Dans le même état d’esprit, la multiplication des initiatives de partenariats public-privé est un point à encourager. On peut citer dans ce domaine le projet de National Composite Center, une plateforme composée d’une douzaine d’entreprises industrielles et du centre de recherche public LIST permettant de mutualiser infrastructures et compétences, ou encore le projet Space Resources mêlant également investissements publics et privés.
De nombreux pays ont mis en place des incitations fiscales à la R&D (via des mécanismes de crédits d’impôts sur les dépenses). Si leur efficacité est parfois remise en cause, notamment en raison d’effets d’aubaine (des entreprises émargeraient au dispositif alors qu’elles auraient de toute façon investit en R&D), de telles incitations, sans doute plus ciblées (par exemple en les appliquant aux dépenses « nouvelles » de R&D), pourraient être étudiées dans le cas du Luxembourg qui gagnerait en attractivité pour l’installation de centres de R&D de groupes internationaux.
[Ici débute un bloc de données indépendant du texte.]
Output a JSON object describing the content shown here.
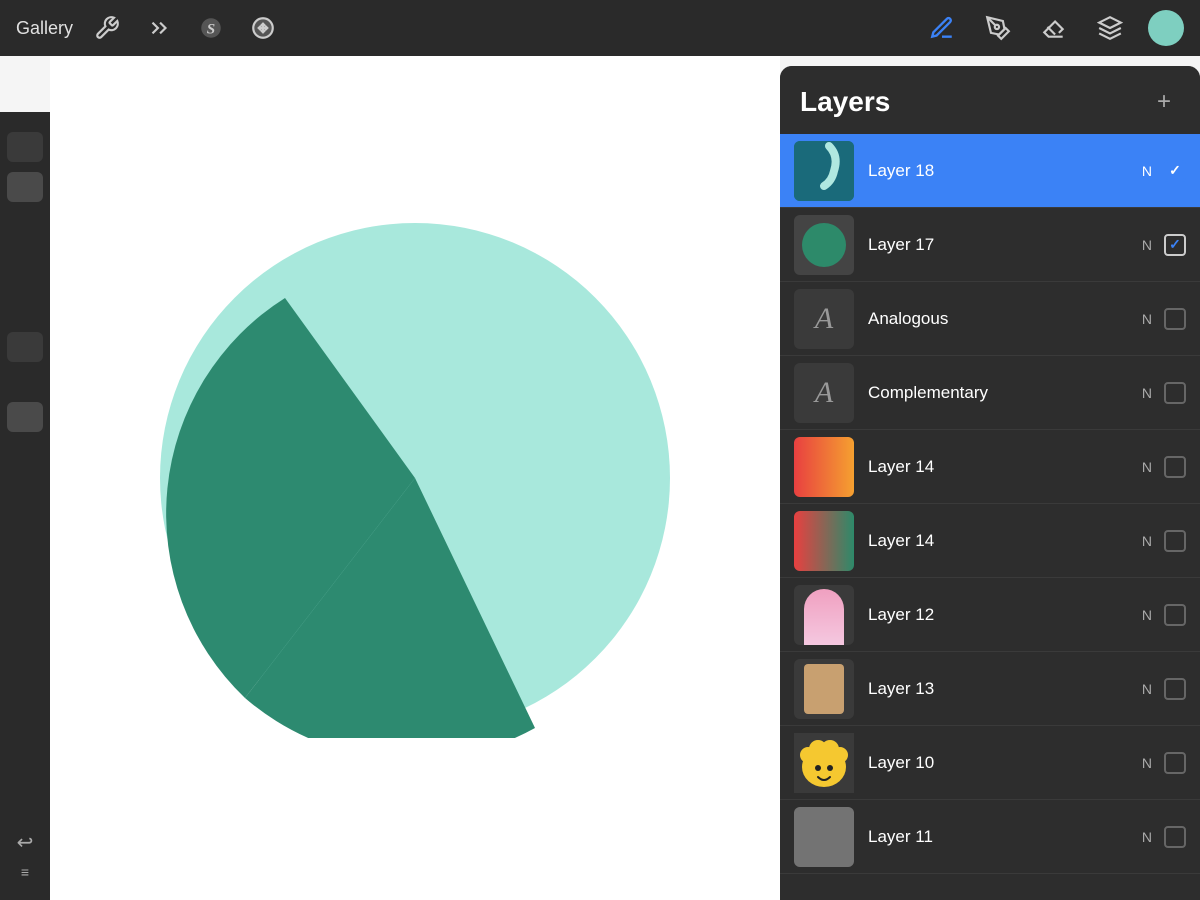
{
  "toolbar": {
    "gallery_label": "Gallery",
    "tools": [
      {
        "name": "wrench",
        "label": "Wrench"
      },
      {
        "name": "lightning",
        "label": "Adjustments"
      },
      {
        "name": "stylus",
        "label": "Stylus"
      },
      {
        "name": "arrow",
        "label": "Move"
      }
    ],
    "right_tools": [
      {
        "name": "pencil",
        "label": "Draw",
        "active": true
      },
      {
        "name": "pen-nib",
        "label": "Ink"
      },
      {
        "name": "eraser",
        "label": "Erase"
      },
      {
        "name": "layers",
        "label": "Layers"
      },
      {
        "name": "color-circle",
        "label": "Color"
      }
    ]
  },
  "layers_panel": {
    "title": "Layers",
    "add_button": "+",
    "layers": [
      {
        "id": "layer18",
        "name": "Layer 18",
        "mode": "N",
        "visible": true,
        "active": true,
        "thumb_type": "layer18"
      },
      {
        "id": "layer17",
        "name": "Layer 17",
        "mode": "N",
        "visible": true,
        "active": false,
        "thumb_type": "layer17"
      },
      {
        "id": "analogous",
        "name": "Analogous",
        "mode": "N",
        "visible": false,
        "active": false,
        "thumb_type": "analogous"
      },
      {
        "id": "complementary",
        "name": "Complementary",
        "mode": "N",
        "visible": false,
        "active": false,
        "thumb_type": "complementary"
      },
      {
        "id": "layer14a",
        "name": "Layer 14",
        "mode": "N",
        "visible": false,
        "active": false,
        "thumb_type": "layer14a"
      },
      {
        "id": "layer14b",
        "name": "Layer 14",
        "mode": "N",
        "visible": false,
        "active": false,
        "thumb_type": "layer14b"
      },
      {
        "id": "layer12",
        "name": "Layer 12",
        "mode": "N",
        "visible": false,
        "active": false,
        "thumb_type": "layer12"
      },
      {
        "id": "layer13",
        "name": "Layer 13",
        "mode": "N",
        "visible": false,
        "active": false,
        "thumb_type": "layer13"
      },
      {
        "id": "layer10",
        "name": "Layer 10",
        "mode": "N",
        "visible": false,
        "active": false,
        "thumb_type": "layer10"
      },
      {
        "id": "layer11",
        "name": "Layer 11",
        "mode": "N",
        "visible": false,
        "active": false,
        "thumb_type": "layer11"
      }
    ]
  },
  "canvas": {
    "background": "#ffffff"
  }
}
L’internationalisation des entreprises, la mobilité des actifs qualifiés et le développement de nouveaux vecteurs (big data, open source, MOOC, etc.) ont considérablement facilité l’accès au « stock » de connaissances et de technologies au cours des dernières années. Le développement de « l’innovation ouverte » modifie les stratégies d’innovation (et de protection de l’innovation) des entreprises. Pour appréhender cette nouvelle donne, il est nécessaire d’encourager les acteurs (entreprises « installées » et jeunes entreprises innovantes) à se rencontrer comme le fait le Luxembourg Open Innovation Club (LOIC.lu) mais aussi les grandes entreprises à « incuber » leurs propres start-up, comme cela est le cas par exemple chez Paul Wurth avec l’InCub. La R&D comme vecteur de croissance qualitative est donc une affaire à suivre au Luxembourg.